A personal injury firm pursued through the courts to release client files in bills challenges has appointed administrators, it has emerged. A notice posted in London Gazette has confirmed that Southport firm JC & A Solicitors Limited has been placed in the hands of Manchester insolvency practice Leonard Curtis.
The firm’s website has been closed and the firm has not responded to the Gazette’s request for comment.
According to the most recent accounts, published in February and covering the 2016/17 financial year, the firm had 133 fee earners and administrative staff in April 2017.
Turnover in 2016/17 fell by 19% to £11.15m and the firm went from posting a £661,643 profit in 2016 to a £621,851 loss in 2017.
As well as pressures faced by all personal injury firms, JC & A had been brought to the courts by former clients who wanted to query historic bills, with the claimants represented by a new breed of firms dedicated to recovering legal costs.

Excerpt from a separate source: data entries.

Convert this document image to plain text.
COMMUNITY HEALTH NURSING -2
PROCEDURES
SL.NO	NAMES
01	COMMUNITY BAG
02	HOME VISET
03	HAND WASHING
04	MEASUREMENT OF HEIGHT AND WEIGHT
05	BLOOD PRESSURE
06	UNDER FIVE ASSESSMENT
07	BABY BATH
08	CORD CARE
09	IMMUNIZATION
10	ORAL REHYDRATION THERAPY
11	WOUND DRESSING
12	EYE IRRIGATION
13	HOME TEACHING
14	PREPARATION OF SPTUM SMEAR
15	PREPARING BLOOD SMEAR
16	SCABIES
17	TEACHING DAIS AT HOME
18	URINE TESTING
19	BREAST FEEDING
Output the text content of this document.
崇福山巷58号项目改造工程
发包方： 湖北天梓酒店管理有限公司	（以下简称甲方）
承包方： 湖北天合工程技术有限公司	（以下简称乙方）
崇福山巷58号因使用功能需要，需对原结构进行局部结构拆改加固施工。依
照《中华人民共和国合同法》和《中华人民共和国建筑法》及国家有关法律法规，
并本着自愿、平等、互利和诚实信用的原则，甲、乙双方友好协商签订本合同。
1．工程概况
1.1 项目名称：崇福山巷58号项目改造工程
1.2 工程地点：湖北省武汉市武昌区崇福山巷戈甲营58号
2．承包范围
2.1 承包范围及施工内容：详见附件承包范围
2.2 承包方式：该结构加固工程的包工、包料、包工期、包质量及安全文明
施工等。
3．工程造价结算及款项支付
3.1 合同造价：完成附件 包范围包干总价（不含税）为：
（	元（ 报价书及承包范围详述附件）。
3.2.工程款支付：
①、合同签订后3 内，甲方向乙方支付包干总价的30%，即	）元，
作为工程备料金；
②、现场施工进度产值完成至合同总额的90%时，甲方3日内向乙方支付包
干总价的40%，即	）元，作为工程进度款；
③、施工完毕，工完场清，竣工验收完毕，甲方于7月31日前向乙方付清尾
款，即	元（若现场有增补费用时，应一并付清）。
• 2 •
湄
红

In Hanley v JC & A Solicitors a year ago, Master James said the courts were seeing an increasing number of former clients making such applications, usually stemming from firms deducting the maximum 25% of damages recovered under a conditional fee agreement.
Master James had refused the former client of JC & A access to their files and said she was concerned by the ‘floodgates that would likely be opened’ by ordering solicitors to hand over their complete file.
But in February, Master Brown granted in Swain v J C & A Ltd an order for delivery of documents in the possession of the firm, allowing the former client the chance to contest costs.
JC & A said the application for disclosure was ‘merely a fishing expedition’ and that it had the right to make deductions from the claimant’s damages having complied with CFA regulations.